La présidente du Réseau des écoles de service public (Resp), dont les établissements seront présents au Salon de l’étudiant le 8 octobre, souligne leurs atouts, à l’heure d’une perte d’attractivité du service public. Nathalie Marcerou-Ramel observe la progression des profils de lauréats en reconversion professionnelle et souligne l’importance des travaux du gouvernement pour rénover les concours et leurs épreuves. Selon elle, le “bon candidat” possède des qualités de leadership et un goût pour le service public. 

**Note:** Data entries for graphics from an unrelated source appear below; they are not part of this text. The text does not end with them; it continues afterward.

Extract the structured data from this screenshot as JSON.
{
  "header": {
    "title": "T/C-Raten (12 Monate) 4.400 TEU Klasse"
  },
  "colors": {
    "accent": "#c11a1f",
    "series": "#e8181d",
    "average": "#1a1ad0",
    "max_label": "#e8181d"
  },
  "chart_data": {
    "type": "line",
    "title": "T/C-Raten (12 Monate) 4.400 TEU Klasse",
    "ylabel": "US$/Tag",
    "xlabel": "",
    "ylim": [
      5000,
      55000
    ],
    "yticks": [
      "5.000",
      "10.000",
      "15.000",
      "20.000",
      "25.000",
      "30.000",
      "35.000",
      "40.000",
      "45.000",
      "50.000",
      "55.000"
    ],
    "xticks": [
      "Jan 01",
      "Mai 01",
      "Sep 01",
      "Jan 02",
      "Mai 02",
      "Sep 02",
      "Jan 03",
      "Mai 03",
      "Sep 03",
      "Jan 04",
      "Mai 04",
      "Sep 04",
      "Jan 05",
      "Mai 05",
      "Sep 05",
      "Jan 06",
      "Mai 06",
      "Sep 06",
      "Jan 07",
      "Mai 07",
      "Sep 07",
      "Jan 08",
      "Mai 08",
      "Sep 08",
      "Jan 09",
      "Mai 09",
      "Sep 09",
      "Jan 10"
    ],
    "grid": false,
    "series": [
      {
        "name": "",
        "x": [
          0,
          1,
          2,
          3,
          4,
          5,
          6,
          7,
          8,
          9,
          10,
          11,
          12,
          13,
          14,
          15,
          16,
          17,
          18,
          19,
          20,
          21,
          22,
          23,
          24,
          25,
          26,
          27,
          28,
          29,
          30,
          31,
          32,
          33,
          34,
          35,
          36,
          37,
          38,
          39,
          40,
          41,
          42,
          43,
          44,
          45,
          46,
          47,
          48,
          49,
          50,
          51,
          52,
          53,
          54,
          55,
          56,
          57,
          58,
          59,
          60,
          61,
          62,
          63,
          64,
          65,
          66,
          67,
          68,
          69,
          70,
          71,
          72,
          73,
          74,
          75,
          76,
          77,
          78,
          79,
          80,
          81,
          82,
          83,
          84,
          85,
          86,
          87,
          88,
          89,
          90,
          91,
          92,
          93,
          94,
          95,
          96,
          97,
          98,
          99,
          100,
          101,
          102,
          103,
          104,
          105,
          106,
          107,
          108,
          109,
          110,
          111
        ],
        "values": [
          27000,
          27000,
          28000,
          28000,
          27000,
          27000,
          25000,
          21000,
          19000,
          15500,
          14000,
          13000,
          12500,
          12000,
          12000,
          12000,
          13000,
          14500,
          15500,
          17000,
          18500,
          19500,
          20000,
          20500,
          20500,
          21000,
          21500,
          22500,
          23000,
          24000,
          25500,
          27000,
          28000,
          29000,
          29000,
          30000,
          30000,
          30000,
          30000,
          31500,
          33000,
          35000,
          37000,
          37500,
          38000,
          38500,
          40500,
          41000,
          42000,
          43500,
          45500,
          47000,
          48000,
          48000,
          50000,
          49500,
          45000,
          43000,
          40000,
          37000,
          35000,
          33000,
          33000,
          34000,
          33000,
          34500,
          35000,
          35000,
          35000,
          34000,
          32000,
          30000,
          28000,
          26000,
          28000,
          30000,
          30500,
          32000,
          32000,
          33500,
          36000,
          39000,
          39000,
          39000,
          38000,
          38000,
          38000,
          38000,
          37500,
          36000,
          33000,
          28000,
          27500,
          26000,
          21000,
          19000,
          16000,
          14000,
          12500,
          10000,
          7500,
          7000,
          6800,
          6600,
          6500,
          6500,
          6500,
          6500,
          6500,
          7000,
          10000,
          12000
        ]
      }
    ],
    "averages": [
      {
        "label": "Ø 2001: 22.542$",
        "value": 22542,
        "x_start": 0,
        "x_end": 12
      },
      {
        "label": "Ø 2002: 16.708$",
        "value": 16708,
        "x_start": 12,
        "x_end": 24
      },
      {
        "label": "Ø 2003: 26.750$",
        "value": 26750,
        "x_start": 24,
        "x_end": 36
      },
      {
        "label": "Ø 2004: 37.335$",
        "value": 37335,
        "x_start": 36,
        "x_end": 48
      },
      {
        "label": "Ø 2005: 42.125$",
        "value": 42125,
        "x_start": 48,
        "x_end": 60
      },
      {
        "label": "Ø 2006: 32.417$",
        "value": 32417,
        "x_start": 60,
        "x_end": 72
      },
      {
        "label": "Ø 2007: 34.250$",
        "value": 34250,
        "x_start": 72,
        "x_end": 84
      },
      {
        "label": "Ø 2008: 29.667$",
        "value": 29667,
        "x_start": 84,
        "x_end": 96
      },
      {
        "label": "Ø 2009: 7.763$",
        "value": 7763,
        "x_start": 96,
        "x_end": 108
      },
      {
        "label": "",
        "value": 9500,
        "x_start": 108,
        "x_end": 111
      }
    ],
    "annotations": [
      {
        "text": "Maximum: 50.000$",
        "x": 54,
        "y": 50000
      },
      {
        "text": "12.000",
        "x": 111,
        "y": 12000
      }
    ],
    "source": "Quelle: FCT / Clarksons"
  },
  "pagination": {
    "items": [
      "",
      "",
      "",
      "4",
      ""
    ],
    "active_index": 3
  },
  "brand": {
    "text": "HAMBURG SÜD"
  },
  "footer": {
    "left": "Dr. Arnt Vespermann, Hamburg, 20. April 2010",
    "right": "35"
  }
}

Le constat d’une fonction publique en perte d’attractivité est formulé depuis quelque temps déjà. Quels sont les arguments à mettre en avant lors d‘un événement tel que le Salon de l’étudiant ?
Tout d’abord, il convient de nuancer : ce constat d’un service public en perte d’attractivité est effectif, mais pas univoque. Il varie selon les métiers et les concours, dont certains restent – une enquête conduite par le Réseau des écoles de service public (Resp) en 2023 l’a confirmé – très attractifs et sélectifs. Mais les données générales relatives aux concours du service public ou spécifiques à quelques concours signalent, sur le temps long (vingt ans), une baisse du nombre de candidats. Elles ont alerté le Resp, qui s’est engagé dans une réflexion, en lançant cette enquête au sein de ses membres, puis en créant un groupe de travail qui prépare des propositions pour la fin de l’année 2023 : il est piloté par Cécile Parent-Nutte, directrice de l’institut régional d’administration (IRA) de Lille, et Frédéric Phaure, directeur de l’École nationale de la protection judiciaire de la jeunesse (ENPJJ). Nous sommes d’ailleurs en phase avec la réflexion lancée par le ministre de la Transformation et de la Fonction publiques [Stanislas Guerini, ndlr] en matière d’attractivité du service public et son programme “Fonction publique +”. Nous estimons que les écoles du service public ont des arguments forts à mettre en avant et c’est ce que nous avons décidé de faire, collectivement, lors du Salon de l’étudiant des grandes écoles d’octobre 2023, en proposant un stand sur lequel 25 écoles membres du Resp viendront présenter les métiers auxquels elles préparent et les valeurs du service public qu’elles portent : le sens de l’intérêt général, la volonté d’accompagner les grandes transitions auxquelles la société doit faire face – transitions écologique et numérique, lutte contre la précarité –, un modèle pédagogique professionnalisant, ouvrant à un exercice immédiat de responsabilités importantes et à des postes favorisant l’autonomie et l’action.

Nos réunions de rentrée le prouvent, les profils de lauréats en reconversion professionnelle sont fréquents, en provenance du secteur privé comme du secteur public.

Les trajectoires professionnelles ne sont plus rectilignes. Quelles sont les perspectives et les opportunités qui s’offrent à celle ou celui qui entre dans la fonction publique ?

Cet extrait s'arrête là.